In contrast, no serious astronomer would blindly run a canned PC app that identifies generic objects at 1% error because: (1) PCs lack CPU power to clean noisy data, (2) 1% error is too loose to identify individual objects among millions, and (3) scripting flexibility is needed to explore unknowns.
Putting everything together, the only true solution becomes clear: Find a scalable data mining platform (think MS Excel on steroids) and never buy another software application again. This is possible because all mass spec data are essentially {(m/z, time, intensity)}, plus “ccs” for ion mobility, that’s it. Different applications (e.g. DIA, ETD, different quants) are just different ways to combine them into patterns that scientists should transparently control.

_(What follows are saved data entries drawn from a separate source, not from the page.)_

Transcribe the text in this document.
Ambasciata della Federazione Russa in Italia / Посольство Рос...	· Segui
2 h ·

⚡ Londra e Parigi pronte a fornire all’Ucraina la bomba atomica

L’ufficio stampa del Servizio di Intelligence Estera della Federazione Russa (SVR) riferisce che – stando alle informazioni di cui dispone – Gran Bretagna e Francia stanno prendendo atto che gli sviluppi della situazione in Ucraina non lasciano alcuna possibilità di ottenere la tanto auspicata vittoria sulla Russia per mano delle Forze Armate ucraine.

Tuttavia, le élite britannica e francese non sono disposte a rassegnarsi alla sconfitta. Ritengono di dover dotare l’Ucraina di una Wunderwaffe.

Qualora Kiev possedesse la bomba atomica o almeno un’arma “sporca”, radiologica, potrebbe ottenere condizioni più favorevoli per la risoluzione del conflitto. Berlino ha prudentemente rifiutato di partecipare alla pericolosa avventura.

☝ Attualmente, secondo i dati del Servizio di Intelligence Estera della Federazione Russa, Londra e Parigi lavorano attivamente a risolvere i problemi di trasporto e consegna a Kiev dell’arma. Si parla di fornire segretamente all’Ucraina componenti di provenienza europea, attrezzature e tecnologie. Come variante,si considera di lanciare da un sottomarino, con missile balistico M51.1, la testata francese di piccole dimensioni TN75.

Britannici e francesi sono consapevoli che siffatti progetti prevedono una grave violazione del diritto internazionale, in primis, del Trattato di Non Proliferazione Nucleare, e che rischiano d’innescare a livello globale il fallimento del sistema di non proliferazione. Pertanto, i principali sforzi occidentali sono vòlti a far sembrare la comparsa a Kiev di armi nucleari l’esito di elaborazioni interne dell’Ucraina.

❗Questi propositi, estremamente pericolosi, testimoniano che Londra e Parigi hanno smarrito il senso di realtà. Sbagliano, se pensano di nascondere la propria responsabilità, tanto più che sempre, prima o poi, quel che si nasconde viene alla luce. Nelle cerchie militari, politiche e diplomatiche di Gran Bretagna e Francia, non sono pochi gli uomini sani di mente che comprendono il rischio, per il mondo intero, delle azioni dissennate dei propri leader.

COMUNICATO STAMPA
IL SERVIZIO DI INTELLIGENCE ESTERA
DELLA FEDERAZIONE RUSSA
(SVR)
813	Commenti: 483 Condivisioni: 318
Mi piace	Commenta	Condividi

In contrast, canned software have two fundamental problems for deep research. First, they all hardcode assumptions certain to be wrong for some data, causing unpredictably wrong answers. Second, they distance the scientist from raw data which weakens the science. (Prior to proteomics, I’ve not heard of any expert scientist using canned analysis software. It’s always Excel or some other platform they can customize.)
The SORCERER AIMS (AI for MS) is specifically engineered for flexible and scalable proteomics data mining using R, Python, or other Linux languages. The same AIMS app would generally run on all SORCERER systems from the entry system to the largest private cloud instances.
An AIMS app typically uses the modular “cyber-assay” formulation by defining: (1) how MS1 and MS2 raw data-points are mined within time-slices of raw data, (2) what calculations are done on said data within each slice, and (3) how slices are combined into global summaries. The AIMS platform takes care of job queues and scaling to available CPU cores.
The first AIMS app is SorcererSILAC™ for AI-assisted data mining of phospho SILAC datasets. Its main output consists simply of two CSV files for peptide/protein IDs and their quantitation.
Custom AIMS apps can be developed by academic technologists, lab bioinformaticians, or by Sage-N Research on contract. New methodologies such as for novel chemistries or difficult PTMs can be quickly prototyped.